Posted in The Universe and Stuff with tags , , on December 7, 2020 by telescoper

I’ve just started teaching about special relativity and for some reason I suddenly remembered this blast from the past (in 1979) which I saw when I was still at School. It is now available in fully remastered form on YouTube. It’s a feature-length film (2 hours long) but I think it’s worth sharing in its entirety. Here is the description from YouTube, with a few additions:

Based on Nigel Calder’s book Einstein’s Universe, this fascinating and rare film going by the same title has been re-mastered and digitally enhanced to bring Einstein fans a priceless experience. Narrated by the charismatic Peter Ustinov and hosted by Nigel Calder, the film was first broadcast on the centenary of Albert Einstein’s Birth; March 14th, 1979. Ustinov takes the viewer on a wonderful experience through the McDonald Observatory at the University of Texas-Austin where he is thoroughly enlightened on the great physicist’s theories, especially General Relativity, by a renowned team of scientists including Dennis Sciama, Roger Penrose, John Wheeler, Wallace Sergeant, Irwin Shapiro, Sidney Drell, and Ken Brecher.

Included in Ustinov’s experience at the McDonald Observatory are experiments to help understand gravity, warped space, how light responds to gravity, the “Doppler effect” and how radio waves, as used in police radar, are an unbeatable way of measuring speed. From these simpler experiments much larger concepts are drawn, such as the discovery of a Binary Pulsar, the nature of black holes and how they are created, and the ultimate theory of how the universe was formed. Other demonstrations measure the speed of light, how time passes more slowly for people traveling in an airplane, the incredible accuracy of the Atomic Clock in Washington, DC and how time itself would appear to stop at the surface of a black hole. The conclusion of the program portrays Einstein as a great humanitarian. Although known as the “father of the Atomic Bomb”, his greatest concern was for the potentially devastating effects splitting the atom could have on the future of mankind.

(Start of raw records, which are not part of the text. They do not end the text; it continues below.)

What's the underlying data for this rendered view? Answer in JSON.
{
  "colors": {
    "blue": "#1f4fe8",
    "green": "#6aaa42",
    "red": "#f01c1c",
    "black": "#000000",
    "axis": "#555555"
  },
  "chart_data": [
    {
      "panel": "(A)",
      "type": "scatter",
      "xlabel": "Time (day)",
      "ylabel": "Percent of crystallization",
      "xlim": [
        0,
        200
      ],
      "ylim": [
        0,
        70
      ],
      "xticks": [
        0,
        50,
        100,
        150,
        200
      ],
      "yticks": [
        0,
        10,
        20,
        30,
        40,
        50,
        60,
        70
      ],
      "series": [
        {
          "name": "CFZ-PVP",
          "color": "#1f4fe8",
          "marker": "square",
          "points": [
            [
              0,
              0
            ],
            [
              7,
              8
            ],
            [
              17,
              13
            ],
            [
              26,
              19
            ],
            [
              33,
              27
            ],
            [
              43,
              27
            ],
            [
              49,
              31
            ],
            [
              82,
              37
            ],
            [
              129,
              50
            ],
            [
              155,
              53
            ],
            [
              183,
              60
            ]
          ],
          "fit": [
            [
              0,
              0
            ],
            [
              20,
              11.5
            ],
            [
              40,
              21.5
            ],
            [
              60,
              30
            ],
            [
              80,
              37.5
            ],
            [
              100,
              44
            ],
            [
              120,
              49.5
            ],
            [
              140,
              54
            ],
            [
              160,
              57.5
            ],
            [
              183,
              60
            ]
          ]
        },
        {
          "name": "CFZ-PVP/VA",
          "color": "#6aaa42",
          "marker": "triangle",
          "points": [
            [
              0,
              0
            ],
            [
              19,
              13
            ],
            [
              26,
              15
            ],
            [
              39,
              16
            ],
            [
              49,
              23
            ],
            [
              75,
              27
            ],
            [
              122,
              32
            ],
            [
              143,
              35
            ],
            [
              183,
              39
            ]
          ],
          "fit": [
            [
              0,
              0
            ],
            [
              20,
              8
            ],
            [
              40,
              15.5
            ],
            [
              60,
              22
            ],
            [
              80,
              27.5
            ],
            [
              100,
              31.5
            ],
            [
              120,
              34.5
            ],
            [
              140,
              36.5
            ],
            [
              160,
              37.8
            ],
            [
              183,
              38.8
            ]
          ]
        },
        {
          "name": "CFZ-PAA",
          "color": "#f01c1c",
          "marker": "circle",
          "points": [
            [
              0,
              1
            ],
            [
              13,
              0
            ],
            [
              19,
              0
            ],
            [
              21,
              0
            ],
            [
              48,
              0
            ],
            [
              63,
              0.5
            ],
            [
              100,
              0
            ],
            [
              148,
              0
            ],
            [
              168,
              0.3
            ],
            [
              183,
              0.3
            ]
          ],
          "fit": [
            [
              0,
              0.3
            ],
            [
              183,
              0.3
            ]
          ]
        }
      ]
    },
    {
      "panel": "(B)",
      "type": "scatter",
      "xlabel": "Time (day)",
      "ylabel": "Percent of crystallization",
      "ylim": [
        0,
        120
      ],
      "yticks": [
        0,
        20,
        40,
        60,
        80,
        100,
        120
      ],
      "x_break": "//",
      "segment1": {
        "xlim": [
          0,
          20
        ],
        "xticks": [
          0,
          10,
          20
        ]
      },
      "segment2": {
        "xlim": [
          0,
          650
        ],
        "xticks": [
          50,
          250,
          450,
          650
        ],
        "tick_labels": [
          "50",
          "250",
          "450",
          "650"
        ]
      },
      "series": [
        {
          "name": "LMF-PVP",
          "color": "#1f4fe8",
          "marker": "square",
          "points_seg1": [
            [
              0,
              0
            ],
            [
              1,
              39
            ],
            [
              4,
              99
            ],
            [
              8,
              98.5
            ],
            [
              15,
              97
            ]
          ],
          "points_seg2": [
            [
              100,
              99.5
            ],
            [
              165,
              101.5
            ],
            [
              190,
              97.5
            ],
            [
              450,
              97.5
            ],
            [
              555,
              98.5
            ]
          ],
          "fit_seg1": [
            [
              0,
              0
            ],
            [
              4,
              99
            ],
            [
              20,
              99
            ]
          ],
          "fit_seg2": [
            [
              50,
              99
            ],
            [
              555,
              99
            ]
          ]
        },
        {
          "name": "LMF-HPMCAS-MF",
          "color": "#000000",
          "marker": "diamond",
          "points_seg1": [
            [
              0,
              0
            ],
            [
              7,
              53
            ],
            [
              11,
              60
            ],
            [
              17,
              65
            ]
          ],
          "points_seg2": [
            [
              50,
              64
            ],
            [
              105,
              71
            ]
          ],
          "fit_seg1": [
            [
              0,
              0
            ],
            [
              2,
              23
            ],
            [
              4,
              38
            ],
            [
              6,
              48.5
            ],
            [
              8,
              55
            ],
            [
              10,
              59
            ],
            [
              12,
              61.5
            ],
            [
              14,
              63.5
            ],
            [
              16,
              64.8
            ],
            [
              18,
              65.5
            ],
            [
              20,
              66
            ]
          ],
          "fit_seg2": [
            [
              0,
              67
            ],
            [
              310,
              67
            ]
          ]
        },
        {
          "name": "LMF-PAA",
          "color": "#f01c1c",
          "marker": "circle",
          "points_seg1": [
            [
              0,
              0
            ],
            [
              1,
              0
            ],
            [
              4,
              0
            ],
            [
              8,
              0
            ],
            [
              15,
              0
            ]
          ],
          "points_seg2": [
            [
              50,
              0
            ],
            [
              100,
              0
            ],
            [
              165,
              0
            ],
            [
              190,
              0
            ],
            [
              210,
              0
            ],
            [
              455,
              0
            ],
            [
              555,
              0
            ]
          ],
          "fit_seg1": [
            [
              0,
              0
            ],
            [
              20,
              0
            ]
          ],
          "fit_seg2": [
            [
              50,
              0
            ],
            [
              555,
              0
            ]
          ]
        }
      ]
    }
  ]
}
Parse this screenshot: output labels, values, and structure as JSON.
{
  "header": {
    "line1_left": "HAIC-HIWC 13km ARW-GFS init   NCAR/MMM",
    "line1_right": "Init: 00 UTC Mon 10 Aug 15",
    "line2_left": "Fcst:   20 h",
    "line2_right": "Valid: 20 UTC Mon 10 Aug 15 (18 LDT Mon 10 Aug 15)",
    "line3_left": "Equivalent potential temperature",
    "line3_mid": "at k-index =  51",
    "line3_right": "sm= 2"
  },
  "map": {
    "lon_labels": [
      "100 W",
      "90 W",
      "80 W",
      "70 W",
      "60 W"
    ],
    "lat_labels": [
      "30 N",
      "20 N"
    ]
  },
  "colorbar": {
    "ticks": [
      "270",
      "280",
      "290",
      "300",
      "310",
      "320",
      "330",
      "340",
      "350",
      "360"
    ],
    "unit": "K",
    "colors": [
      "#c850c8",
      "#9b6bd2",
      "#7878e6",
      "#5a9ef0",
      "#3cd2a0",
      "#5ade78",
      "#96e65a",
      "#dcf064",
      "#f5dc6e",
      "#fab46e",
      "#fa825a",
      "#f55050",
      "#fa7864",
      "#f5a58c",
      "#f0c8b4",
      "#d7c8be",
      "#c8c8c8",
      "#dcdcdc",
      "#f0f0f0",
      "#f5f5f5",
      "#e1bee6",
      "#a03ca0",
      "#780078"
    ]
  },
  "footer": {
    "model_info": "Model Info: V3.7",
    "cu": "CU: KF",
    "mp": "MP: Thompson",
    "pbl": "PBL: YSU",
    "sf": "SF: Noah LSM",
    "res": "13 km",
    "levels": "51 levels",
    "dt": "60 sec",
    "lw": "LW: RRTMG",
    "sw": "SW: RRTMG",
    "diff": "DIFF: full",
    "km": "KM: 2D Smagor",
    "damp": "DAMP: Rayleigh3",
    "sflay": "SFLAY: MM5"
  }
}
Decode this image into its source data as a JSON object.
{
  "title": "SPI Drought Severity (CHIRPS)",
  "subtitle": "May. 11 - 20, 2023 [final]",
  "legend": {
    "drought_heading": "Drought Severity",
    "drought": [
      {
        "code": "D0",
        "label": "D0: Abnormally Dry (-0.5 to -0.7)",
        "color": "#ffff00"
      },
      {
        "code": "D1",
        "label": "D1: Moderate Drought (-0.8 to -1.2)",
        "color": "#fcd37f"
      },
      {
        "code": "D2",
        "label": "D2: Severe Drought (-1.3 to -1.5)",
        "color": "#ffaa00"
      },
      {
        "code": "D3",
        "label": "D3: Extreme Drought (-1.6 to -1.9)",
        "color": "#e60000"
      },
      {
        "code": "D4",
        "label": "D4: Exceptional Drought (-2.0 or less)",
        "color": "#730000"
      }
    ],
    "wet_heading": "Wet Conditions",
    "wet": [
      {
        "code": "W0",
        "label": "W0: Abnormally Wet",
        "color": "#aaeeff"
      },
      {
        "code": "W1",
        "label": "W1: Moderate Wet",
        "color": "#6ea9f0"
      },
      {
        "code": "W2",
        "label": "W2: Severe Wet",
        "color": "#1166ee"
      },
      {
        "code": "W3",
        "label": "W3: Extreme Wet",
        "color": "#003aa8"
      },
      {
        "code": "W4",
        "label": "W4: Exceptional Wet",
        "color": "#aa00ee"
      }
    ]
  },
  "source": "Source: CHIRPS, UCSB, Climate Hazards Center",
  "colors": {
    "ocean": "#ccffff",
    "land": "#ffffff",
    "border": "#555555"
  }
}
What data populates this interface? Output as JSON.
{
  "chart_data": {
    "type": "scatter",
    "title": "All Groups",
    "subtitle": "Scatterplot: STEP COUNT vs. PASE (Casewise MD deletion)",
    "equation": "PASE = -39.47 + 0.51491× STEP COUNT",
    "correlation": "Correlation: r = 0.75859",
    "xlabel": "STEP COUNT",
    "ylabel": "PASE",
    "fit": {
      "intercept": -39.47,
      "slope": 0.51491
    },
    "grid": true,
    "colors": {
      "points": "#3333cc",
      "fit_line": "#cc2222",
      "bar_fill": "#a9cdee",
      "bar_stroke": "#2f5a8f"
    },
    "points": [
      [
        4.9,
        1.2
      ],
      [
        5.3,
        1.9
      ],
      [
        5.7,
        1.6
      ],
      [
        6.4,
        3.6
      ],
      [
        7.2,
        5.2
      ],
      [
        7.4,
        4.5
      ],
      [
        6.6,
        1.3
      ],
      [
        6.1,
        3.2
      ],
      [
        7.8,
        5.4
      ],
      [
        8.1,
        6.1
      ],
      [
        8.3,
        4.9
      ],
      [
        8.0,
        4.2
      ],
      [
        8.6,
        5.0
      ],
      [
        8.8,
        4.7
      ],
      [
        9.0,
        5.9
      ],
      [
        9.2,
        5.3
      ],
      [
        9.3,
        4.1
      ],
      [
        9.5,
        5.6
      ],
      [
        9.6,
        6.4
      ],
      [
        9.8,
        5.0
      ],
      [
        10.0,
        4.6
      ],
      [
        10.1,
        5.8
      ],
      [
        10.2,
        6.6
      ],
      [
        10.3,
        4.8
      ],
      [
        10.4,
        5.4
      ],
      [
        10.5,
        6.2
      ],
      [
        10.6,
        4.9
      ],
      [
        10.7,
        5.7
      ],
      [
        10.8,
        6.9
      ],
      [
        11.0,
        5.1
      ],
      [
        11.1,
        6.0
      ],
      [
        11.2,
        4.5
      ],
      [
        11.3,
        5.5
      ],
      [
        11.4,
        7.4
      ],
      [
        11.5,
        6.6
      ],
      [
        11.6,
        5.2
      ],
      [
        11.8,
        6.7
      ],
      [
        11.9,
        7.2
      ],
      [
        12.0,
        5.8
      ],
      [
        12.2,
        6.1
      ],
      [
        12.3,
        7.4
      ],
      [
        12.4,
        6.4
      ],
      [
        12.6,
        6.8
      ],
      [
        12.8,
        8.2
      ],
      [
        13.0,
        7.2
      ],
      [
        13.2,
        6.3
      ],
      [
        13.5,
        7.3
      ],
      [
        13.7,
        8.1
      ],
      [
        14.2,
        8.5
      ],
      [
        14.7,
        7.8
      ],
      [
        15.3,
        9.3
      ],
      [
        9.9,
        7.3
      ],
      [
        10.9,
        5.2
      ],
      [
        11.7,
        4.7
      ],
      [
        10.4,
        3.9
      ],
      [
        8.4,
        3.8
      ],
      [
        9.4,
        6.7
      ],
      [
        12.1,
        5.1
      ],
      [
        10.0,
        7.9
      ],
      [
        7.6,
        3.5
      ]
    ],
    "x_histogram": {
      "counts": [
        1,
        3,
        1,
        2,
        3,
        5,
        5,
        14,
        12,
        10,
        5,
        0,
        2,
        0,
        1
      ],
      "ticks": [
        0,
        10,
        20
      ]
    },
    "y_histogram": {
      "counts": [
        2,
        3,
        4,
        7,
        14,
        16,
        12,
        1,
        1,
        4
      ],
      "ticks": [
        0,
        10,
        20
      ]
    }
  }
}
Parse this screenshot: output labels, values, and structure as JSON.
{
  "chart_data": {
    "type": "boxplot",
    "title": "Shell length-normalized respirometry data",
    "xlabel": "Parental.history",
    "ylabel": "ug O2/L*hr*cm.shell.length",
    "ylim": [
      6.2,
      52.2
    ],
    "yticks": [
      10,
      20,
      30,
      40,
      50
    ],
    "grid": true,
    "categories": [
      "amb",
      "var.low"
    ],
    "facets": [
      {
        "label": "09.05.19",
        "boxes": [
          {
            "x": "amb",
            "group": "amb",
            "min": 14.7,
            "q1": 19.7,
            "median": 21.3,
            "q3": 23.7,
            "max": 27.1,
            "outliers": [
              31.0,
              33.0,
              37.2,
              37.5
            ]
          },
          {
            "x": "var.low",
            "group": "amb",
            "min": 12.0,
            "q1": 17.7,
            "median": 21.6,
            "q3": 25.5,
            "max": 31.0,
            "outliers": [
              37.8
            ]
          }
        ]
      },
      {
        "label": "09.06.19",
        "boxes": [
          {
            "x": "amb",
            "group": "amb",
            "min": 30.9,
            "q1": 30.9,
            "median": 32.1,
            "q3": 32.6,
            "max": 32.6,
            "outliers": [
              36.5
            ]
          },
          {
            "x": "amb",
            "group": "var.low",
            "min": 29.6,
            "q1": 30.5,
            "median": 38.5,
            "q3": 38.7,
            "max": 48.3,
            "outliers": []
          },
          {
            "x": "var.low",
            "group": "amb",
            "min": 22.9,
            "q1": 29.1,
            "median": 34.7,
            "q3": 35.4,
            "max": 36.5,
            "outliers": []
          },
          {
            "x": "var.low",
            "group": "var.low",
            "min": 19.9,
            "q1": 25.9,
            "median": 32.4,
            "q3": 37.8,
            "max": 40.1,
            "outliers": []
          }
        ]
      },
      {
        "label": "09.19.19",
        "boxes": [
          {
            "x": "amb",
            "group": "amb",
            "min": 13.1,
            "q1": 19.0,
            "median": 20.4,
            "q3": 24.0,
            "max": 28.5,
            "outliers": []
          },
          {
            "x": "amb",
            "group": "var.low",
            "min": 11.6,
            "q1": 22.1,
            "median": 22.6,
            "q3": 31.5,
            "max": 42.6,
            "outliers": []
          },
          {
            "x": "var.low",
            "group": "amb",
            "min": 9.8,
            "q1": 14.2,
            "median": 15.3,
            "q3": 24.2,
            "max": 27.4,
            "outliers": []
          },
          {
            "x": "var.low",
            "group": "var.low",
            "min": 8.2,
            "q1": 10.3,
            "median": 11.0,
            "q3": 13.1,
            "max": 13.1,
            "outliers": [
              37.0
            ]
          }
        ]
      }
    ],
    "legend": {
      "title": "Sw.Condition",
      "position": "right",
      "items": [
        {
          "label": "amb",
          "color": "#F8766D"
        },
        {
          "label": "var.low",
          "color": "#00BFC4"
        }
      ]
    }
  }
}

His famous letter to President Franklin Roosevelt warned that although the splitting of the atom to detonate an atomic bomb could be used to end World War II, it could also potentially be used for far more deadly ends.

It’s a great chance to see and hear some of the greats of physics as they were over forty years ago, some of whom make remarkably prescient comments about the future (now our present) including about gravitational waves!